Durante mi
estadía en Londres como invitada a un festival de poesía, recibí, en mi correo
personal, el siguiente mensaje de un tal Pedro García: “oe perra de mierda
porque me jalas si yo tambien hize trabajo final de creatividad payasa TODO
PORQUE ME TIENES COLERA” (sic). Por cierto, no tengo ningún alumno con ese
nombre, pero sí he dictado ese curso en una universidad particular ubicada en Surco. Hace buen
tiempo que estaba pensando en escribir una columna como esta, pues muchas cosas
me han hecho reflexionar últimamente sobre mi trabajo como docente. Así, este e-mail me llegó para confirmarme
—demasiado feamente— muchas ideas que tengo sobre la enseñanza universitaria en
estos tiempos que corren.
Mi primera
pregunta es con qué clase de estudiantes estamos tratando; es decir, de qué
manera la universidad está seleccionando a sus candidatos, porque, si el examen
de conocimientos ha sido superado hace buen tiempo como prueba de ingreso,
entonces, ¿qué valor se le da al área psicológica y de maduración emocional de
estos alumnos? Por otro lado, el hecho de que yo sea mujer es un factor que
también se debe tener en cuenta para medir el tamaño de la agresión, lo cual,
por supuesto, nos sigue diciendo mucho acerca de los discursos masculinos que
subyacen en nuestra sociedad.
Las
universidades, por diferentes motivos, aunque generalmente es el mercado el que
viene rigiendo también este ámbito, han ido construyendo un perfil que dice
querer adaptarse al estudiante de hoy, pero me pregunto de dónde sacaron ese
modelo, y si eso es lo que hay que darle a los chicos, sobre todo en este país,
en el cual la educación es la última rueda del coche —¿o se basan en
diagnósticos foráneos?—. Un estudiante aprende de mil maneras, y uno puede, si
quiere, hacer uso de muchos recursos como el audio, el video, la Internet,
etc., pero sacrificar los contenidos solo porque la clase debe ser “más
entretenida” no creo que nos esté llevando a ningún buen puerto.
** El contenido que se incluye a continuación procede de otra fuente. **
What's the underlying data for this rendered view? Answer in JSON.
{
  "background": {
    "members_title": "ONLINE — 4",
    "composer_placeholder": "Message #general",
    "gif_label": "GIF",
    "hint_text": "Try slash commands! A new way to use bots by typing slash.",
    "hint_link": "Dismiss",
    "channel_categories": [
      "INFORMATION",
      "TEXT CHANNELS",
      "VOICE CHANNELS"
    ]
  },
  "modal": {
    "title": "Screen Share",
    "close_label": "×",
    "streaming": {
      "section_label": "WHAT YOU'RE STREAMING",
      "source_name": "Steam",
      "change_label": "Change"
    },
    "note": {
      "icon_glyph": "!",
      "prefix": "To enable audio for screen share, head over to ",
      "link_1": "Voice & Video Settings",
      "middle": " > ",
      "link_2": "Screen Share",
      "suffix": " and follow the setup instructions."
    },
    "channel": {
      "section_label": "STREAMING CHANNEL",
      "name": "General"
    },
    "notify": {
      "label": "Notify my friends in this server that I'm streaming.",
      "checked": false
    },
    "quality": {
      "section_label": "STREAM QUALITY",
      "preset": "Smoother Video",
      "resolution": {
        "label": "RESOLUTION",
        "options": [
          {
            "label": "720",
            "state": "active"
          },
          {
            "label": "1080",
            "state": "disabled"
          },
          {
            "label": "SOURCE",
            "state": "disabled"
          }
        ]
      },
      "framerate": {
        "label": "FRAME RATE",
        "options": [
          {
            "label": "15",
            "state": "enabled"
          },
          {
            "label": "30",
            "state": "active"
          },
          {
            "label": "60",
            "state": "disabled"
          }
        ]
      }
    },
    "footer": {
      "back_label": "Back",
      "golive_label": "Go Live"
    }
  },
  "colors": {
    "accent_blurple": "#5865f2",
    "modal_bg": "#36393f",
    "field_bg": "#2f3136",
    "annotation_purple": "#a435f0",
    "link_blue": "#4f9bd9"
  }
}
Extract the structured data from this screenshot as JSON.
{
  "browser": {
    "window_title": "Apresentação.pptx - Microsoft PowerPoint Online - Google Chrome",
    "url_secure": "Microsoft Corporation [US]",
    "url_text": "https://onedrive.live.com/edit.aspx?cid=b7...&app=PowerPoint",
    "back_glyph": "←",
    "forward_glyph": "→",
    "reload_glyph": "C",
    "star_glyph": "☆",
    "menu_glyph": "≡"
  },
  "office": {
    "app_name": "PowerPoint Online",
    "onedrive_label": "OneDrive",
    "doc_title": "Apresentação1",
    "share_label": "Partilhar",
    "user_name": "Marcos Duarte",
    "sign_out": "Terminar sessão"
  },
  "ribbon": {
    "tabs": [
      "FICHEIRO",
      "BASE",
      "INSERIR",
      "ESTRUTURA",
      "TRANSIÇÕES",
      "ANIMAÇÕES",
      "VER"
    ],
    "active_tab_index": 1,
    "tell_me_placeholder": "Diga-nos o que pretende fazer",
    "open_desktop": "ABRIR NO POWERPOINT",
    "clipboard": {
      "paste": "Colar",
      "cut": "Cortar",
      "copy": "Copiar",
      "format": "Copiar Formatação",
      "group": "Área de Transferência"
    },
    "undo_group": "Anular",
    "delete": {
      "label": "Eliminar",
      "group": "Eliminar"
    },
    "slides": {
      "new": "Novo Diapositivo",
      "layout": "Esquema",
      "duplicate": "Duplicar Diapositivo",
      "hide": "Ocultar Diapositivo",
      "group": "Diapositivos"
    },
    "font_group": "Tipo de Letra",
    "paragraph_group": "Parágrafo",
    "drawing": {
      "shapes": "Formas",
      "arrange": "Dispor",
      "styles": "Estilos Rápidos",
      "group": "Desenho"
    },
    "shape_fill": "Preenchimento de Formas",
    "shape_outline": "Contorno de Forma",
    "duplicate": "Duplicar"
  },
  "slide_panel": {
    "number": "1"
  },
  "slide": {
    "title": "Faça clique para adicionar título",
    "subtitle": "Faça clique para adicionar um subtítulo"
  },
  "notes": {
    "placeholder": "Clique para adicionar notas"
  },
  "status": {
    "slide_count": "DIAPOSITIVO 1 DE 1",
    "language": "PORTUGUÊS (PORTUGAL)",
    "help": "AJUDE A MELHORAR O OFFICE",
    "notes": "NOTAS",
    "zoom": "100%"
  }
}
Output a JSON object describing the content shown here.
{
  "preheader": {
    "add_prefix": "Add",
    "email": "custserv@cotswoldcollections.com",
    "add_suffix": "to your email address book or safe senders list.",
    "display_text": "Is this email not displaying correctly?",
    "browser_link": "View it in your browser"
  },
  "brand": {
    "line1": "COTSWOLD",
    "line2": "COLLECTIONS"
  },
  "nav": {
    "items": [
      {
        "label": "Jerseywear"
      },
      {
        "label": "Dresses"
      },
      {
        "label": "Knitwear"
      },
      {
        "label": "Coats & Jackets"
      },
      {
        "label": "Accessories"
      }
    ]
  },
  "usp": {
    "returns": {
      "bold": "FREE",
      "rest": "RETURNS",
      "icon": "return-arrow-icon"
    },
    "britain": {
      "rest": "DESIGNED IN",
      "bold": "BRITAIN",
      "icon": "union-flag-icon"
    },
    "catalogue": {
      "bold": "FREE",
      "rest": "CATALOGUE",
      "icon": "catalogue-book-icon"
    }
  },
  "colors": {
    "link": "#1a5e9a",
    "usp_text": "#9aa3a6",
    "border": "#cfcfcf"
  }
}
En muchas
universidades, los alumnos ya no conocen sus bibliotecas, y la palabra investigación es algo de lo cual jamás
han oído hablar e incluso les saca ronchas a muchos. Ahora tienen que asimilar
conocimientos con base en planteamientos didácticos dictados por un grupo de
pedagogos, que, desde mi particular visión, solo ahondan la distancia que desde
hace buen tiempo hay entre el colegio y la universidad, en el sentido que yo
entiendo esta última: como espacio de discusión, creación e investigación.
De esta
manera, nos estamos convirtiendo en simples operadores pedagógicos, es decir,
sujetos capaces de transmitir un conocimiento digerido, inventores de toda
especie de PowerPoints maravillosos y artísticos que los alumnos ven como su
salvación antes de ir a un examen y, aunque muchas veces me parece necesario
apuntar dos o tres ideas en ellos, usarlos como suplemento del propio trabajo
de investigación que un alumno debe hacer es hacerse cómplice de un sistema que
los sigue manteniendo en la superficialidad y que, pocas veces, explora su
sentido crítico. Obviamente, no puedo generalizar, pues he tenido alumnos
maravillosos, interesados, inteligentes y sensibles en todos los lugares en los
que he enseñado, aunque en algunos más que en otros, y por ellos es que también
escribo esta columna.
Debo decir que no soy pedagoga, pero, la verdad, es que buena parte de lo que sé lo aprendí en las cafeterías, con los amigos, en la biblioteca, o en ciertas conversaciones de los maestros fuera del aula, pero eso queda para una siguiente entrega.
Esta columna fue publicada en el Semanario Siete el domingo 8 de julio de 2012.